Dennis Prager draws classical newbies, and a musicians’ boycott, at Disney Hall concert
“This is something you haven’t seen too often,” Guido Lamell, music director of the Santa Monica Symphony, said Wednesday night during the encore for the orchestra’s summer fundraiser, the ensemble’s Walt Disney Concert Hall debut.
Lamell grabbed a bow and musical saw from under the podium and then conservative radio show host Dennis Prager strapped on an accordion for “America the Beautiful.” The sold-out audience was encouraged to sing along.
For the record:
10:10 a.m. Dec. 3, 2023An earlier version of this article misidentified the two cellists who fumbled with the score and stopped playing. The article cited Andrea Comsky and Niall Ferguson based on concert program notes, but Comsky was sitting elsewhere and Ferguson was among the musicians who boycotted the concert.
The scene was just the latest in a drama that started with the announcement that Prager would guest-conduct part of the concert. Given some of Prager’s inflammatory views and past statements about gays, liberals and others, more than a dozen musicians in the orchestra boycotted the concert, violinist Michael Chwe said.
Chwe was one of the signatories of a letter from March saying that a concert featuring him would help “normalize hatred,” damaging the orchestra’s trust within the community.
The Santa Monica Symphony, a mostly volunteer orchestra of local musicians, relies on donations and grants. When it reportedly ran into a budget shortfall this season, Lamell called on Prager to help fill the coffers.
Prager, a longtime fan of Haydn, guest-conducted the concert’s centerpiece, the rarely performed Haydn Symphony No. 51. Lamell led the orchestra in Mozart’s “Marriage of Figaro” Overture and Beethoven’s Symphony No. 5.
“This is one of the most exciting evenings of my life,” Lamell told the enthusiastic crowd. He then asked how many people came to see the orchestra from Santa Monica. There was a smattering of applause.
“It’s like going cross-country,” Lamell joked of the traffic on the way to downtown L.A. “Are there any fans of Dennis Prager here?” The audience roared. “OK, I get the message,” Lamell said. “Still, it’s a great honor to invite Prager here. I’m a big fan of his.”
Indeed, Lamell called Prager “a great man, leader and friend.” But for Lamell and the audience, the night seemed to be all about music — and Disney Hall, which many had never been in before. At the concert’s start, Lamell asked the audience, “How many are hearing a symphony orchestra for the first time?” The applause indicated a significant number.
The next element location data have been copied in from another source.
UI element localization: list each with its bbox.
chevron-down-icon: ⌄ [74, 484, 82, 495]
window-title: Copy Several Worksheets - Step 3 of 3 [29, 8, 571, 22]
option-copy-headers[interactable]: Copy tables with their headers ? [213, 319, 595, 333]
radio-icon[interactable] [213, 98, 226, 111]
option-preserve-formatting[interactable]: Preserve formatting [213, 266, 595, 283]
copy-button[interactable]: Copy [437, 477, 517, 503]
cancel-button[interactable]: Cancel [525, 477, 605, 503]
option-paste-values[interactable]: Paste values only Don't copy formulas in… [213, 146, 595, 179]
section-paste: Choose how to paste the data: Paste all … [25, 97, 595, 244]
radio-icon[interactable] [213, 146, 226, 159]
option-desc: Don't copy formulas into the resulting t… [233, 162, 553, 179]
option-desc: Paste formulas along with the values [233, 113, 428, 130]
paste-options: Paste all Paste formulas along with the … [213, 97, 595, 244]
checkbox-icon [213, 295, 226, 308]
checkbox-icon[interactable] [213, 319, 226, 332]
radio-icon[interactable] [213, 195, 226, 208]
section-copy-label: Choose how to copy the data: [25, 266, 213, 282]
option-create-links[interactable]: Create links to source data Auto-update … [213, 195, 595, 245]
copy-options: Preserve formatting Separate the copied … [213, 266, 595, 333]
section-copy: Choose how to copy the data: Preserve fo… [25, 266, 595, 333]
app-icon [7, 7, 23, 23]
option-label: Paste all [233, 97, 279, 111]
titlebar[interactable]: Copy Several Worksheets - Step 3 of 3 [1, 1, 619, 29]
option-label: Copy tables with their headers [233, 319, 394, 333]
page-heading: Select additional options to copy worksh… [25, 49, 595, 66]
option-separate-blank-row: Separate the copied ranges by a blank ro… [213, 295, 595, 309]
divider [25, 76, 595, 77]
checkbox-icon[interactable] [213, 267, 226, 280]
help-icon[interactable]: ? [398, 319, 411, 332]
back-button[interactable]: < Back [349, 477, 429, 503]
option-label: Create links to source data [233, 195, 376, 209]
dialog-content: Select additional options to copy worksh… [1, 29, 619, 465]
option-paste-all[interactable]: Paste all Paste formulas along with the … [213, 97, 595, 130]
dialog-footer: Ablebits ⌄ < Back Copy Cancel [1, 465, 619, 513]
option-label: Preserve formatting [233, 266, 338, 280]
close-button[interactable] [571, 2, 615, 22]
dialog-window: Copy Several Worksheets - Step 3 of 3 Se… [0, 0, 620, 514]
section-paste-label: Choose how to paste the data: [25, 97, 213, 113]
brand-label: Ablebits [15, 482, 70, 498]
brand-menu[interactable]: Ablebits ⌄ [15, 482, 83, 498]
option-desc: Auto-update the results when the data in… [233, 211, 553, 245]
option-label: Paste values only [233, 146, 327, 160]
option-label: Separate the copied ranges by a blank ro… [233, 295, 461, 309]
“My greatest hope is that you’ll come back, put classical music in your life,” Lamell said. “I invited Dennis because for so many years he’s promoted classical music. I have not witnessed anyone else show such joy and passion.”
Prager proved an amiable host, amusing and cordial with the musicians. He introduced the main event, the Haydn symphony, by noting that the composer wrote 104 symphonies. “Too many,” he joked. “He should have written nine. I feel I’m his guy to make him more known.”
Prager hitched up his pants to some warm laughter before he gave the downbeat. A page or so into the piece, he closed the score, later opening it again.
During the finale, there was an odd bit of business among two cellists. Did they also lose their way? Like Buster Keaton in Chaplin’s “Limelight,” they fumbled with the pages of the score, which kept slipping to the side of the stand. At one point, they stopped playing altogether.
After the Haydn, Prager led the orchestra on a mini-tour of Haydn’s musical mind. He asked the musicians to play a section of the symphony without the cellos and basses, then with them. “All of this was going on in one man’s brain,” Prager said. “It’s extraordinary.”
Prager added that Haydn represents an ideal of the world “where we could all sublimate our egos for something that is good.” The audience applauded warmly. Someone shouted, “Thank you Dennis for neutralizing all the turbulence.”
The hall remained full for the concert’s second half, featuring the orchestra’s fleet rendition of Beethoven’s Symphony No. 5.
Lamell had told the audience to feel free to applaud between movements or anywhere they felt like applauding. That offer backfired when they began clapping during a quiet transition in the symphony. Lamell turned to the audience and gently put a finger to his lips.